New Ideas and Approaches
For a host of reasons, traditional construction methods, even with better technology – will not provide the answer. The challenge has grown to a size that demands more radical solutions. Fortunately, we do not have to invent the solution, we just need to make more use of what is already available. Without any compromise on building design, function or performance, building with offsite manufactured structural timber systems can:
• Reduce build times by up to 30%
• Deliver greater confidence in budgets and timings
• Provide better guarantees of build quality and thermal performance
• Diminish the demand for skilled onsite labour
• Improve the integration of design and build to ensure buildability
The temptation to stick with the familiar is always strong. But when the familiar is proven to be failing and not up to the challenge, then where is the biggest risk – sticking with what you know probably will not work or opting for an approach that has proven it can deliver the outcomes you need?
The construction sector needs to improve productivity and build faster. It is widely recognised that offsite construction can deliver the step-change in performance that is needed. Yet, as the recently published House of Lords report identifies, the pace of change within the industry is still a problem. Part of the reason seems to be the practical reality that buyers are judged on how low they can get the cost. The need to shift the focus from construction cost to lifetime value is an ongoing discussion, but ever-tightening budgets for public sector bodies who commission the work make it unlikely that this ‘cultural blocker’ will disappear any time soon.
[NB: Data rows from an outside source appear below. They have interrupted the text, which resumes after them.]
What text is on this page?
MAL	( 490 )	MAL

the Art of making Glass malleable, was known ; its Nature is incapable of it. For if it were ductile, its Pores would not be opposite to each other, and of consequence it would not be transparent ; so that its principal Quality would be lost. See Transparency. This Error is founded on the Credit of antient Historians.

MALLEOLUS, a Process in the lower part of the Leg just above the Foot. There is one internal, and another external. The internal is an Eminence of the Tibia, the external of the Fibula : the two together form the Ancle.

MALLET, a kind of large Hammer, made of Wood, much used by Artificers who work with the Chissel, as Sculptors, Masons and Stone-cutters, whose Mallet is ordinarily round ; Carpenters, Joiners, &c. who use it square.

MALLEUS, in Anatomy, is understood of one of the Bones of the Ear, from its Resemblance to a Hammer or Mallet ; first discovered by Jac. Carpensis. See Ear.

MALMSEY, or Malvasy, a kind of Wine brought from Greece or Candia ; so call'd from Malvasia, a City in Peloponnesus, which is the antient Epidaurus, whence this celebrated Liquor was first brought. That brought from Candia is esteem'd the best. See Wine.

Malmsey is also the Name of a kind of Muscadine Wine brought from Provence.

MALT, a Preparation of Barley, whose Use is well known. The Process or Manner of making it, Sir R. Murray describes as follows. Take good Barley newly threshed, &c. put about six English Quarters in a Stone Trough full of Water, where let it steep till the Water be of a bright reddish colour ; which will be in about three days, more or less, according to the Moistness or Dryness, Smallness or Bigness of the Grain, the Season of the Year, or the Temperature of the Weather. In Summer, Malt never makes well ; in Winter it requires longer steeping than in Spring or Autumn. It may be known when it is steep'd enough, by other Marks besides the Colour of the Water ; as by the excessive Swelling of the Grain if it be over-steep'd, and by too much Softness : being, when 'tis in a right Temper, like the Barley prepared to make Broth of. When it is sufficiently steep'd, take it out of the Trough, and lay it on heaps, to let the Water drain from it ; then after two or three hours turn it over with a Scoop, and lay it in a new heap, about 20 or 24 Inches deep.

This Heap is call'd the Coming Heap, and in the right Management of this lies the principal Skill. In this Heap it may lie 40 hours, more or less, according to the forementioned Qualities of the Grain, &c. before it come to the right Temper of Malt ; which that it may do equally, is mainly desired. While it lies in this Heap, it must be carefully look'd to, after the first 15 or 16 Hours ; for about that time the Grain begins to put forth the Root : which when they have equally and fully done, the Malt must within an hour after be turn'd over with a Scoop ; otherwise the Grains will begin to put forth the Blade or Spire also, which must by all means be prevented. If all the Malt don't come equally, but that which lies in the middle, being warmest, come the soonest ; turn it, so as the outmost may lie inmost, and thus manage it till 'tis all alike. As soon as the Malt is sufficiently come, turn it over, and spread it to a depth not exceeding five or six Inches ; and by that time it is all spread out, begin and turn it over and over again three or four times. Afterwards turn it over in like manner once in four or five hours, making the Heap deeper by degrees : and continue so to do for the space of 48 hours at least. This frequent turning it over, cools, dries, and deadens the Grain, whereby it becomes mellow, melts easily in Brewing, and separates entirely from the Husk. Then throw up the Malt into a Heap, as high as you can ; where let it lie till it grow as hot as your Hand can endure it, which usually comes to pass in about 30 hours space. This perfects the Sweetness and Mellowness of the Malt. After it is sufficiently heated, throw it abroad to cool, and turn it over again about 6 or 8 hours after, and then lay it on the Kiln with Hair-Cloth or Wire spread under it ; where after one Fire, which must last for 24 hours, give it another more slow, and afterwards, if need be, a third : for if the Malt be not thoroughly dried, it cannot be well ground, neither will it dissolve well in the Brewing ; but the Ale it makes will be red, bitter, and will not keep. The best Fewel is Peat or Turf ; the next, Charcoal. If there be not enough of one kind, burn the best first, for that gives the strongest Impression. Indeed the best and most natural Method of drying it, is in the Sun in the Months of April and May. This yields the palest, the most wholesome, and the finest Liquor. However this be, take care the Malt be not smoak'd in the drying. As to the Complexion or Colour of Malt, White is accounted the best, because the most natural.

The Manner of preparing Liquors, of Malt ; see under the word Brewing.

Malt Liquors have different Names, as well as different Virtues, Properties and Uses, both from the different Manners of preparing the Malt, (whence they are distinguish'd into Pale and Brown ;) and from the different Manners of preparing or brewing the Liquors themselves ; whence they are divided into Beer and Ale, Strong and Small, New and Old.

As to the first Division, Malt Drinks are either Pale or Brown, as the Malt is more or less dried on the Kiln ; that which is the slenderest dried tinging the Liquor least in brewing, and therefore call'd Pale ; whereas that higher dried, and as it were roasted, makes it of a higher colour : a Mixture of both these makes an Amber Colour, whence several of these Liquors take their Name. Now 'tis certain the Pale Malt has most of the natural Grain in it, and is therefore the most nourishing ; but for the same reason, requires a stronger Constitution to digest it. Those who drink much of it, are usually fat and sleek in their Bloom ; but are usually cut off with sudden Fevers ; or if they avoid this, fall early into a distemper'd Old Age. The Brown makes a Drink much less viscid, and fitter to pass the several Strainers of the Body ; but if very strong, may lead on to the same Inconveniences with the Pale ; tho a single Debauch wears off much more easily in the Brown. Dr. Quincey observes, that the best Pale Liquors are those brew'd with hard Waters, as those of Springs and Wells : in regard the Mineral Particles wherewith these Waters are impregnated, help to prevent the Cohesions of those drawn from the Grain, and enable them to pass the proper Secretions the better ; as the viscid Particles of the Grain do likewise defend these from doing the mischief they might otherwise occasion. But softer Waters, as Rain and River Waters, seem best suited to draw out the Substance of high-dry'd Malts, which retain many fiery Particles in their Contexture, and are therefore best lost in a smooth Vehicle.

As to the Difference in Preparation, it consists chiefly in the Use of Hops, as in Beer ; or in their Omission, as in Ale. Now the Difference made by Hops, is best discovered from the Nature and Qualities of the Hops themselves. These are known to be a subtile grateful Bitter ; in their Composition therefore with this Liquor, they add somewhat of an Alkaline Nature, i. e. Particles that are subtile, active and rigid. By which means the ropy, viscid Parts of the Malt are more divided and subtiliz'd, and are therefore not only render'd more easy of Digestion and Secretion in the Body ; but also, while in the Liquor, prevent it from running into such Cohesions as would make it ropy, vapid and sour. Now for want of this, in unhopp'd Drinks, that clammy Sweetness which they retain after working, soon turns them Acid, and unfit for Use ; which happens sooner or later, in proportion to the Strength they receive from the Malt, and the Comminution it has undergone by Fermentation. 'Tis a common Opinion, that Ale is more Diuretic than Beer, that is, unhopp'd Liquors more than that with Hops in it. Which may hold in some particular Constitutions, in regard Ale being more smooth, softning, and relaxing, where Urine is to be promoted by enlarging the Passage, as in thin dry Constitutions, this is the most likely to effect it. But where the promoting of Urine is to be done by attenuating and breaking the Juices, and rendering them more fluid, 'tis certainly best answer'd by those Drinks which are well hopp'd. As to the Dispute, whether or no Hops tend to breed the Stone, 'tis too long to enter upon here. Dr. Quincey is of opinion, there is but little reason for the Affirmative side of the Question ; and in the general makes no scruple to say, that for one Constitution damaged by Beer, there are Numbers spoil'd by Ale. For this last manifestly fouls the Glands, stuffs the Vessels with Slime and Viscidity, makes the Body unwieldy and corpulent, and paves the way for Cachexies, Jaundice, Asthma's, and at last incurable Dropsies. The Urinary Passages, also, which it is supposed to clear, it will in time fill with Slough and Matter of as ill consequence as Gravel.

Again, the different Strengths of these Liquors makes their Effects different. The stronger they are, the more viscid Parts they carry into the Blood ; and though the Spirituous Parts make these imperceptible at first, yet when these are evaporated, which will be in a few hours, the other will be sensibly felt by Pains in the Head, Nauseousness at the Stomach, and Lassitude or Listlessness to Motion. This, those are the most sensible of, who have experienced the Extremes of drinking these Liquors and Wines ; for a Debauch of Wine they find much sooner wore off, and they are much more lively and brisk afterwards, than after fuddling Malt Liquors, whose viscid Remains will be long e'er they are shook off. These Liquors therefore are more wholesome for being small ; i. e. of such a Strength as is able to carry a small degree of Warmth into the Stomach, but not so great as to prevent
The House of Lords report is urging the construction industry to achieve a higher state of productivity and predictability through the pace and quality of manufactured construction. If the Government is serious about making progress they need to lead by example in their procurement and set the private sector a challenge to follow suit. Lifetime value is often enhanced through the adoption of offsite techniques. But this does not mean that construction costs cannot also equal, or beat, those of traditional construction – as the independent Timber and Masonry Cost Comparison Report by Rider Levett Bucknall UK, clearly demonstrates. It is vital to look forward, but we also know how critical it is to provide an effective solution for procurement professionals in the here and now.